Fue así, cuando Quiroga recibió uno de los últimos mensajes más satisfactorios de la noche, y tal vez de la década: “En el aire 23:02 vía Paraguay”. El destino marcaba que, a las 11 de la noche, del día 11, y del mes 11, decolaba el avión con destino final Ciudad de México, donde arribó... (si, lo adivinaron) a las 11 de la mañana del día siguiente.

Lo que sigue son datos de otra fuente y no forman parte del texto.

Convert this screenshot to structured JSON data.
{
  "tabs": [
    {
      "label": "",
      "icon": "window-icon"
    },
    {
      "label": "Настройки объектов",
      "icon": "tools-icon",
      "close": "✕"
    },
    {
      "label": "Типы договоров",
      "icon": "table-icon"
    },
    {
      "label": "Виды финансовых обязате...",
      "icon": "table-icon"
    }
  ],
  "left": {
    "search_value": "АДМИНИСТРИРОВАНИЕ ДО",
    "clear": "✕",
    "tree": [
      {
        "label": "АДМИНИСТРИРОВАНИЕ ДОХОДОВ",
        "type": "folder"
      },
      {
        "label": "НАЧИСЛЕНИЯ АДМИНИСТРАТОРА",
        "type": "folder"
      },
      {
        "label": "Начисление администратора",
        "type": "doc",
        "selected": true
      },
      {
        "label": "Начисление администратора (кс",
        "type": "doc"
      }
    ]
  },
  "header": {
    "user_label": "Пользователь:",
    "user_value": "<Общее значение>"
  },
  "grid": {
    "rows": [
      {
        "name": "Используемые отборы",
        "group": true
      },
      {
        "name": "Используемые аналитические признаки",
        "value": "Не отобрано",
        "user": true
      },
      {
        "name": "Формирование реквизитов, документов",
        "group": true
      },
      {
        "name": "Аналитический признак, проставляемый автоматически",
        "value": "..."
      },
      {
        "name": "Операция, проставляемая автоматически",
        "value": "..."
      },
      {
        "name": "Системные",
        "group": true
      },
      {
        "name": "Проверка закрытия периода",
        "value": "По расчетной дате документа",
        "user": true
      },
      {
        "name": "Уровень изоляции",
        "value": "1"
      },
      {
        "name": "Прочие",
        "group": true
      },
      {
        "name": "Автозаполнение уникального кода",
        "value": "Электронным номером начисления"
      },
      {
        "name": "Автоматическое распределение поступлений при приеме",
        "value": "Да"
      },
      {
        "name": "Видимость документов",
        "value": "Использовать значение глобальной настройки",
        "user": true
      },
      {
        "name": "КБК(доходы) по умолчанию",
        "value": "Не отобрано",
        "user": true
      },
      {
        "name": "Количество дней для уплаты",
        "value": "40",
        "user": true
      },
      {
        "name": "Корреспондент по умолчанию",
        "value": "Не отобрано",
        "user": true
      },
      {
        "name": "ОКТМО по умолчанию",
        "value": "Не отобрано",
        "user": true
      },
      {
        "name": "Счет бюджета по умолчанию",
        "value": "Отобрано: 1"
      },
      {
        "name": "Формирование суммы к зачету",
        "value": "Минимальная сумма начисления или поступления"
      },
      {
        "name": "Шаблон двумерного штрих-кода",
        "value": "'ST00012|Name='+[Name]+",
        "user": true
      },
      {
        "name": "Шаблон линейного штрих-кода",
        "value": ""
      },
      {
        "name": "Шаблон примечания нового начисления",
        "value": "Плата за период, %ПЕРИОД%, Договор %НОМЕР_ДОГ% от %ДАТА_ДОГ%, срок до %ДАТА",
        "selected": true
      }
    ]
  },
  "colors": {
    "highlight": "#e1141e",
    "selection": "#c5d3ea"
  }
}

El pasajero se llamaba Evo Morales Ayma, pero el comandante mexicano Miguel Eduardo Hernández, al mando del Gulfstream G 550, no sabía que en realidad transportaba mucho más que eso. Se llevaba una larga dictadura que, para los bolivianos, parecía no tener fin. Eventualmente, el bizarro aviador sería condecorado en su país natal. Por su parte, el expresidente Quiroga Ramírez dijo que el también, si pudiera, le daría el Cóndor de los Andes por servicios y honores prestados a la patria.

Era la larga noche del lunes 11 de noviembre,  Tuto confiesa que pensó, al igual que muchos, que el sol del martes 12 amanecería distinto para los bolivianos, con un añorado sabor a libertad y democracia. Por años hemos vivido con el miedo al 666, el número de la bestia, ahora podremos regocijarnos  con el 11-11-11, como la fecha de la libertad.

Muchas veces, los números que se mencionan en la Biblia son simbólicos, como el 7, que comunica la idea de plenitud o perfección, o el 6, que representa algo incompleto o imperfecto, que suele estar vinculado a los enemigos de Dios. De ahí nace el 666, “la marca de la bestia”, que no es una señal que se lleve tatuada en la piel, sino una forma simbólica de identificar a aquellos que, al someterse por completo al control del sistema político de este mundo, se convierten en enemigos de Dios (Revelaciones 14:9, 10; 19: 19-21).

Esta es la realidad de la trama sucedida, digna de un libreto, que ni los mejores guionistas de Hollywood podrían haber imaginado, La crónica de una fuga alocada.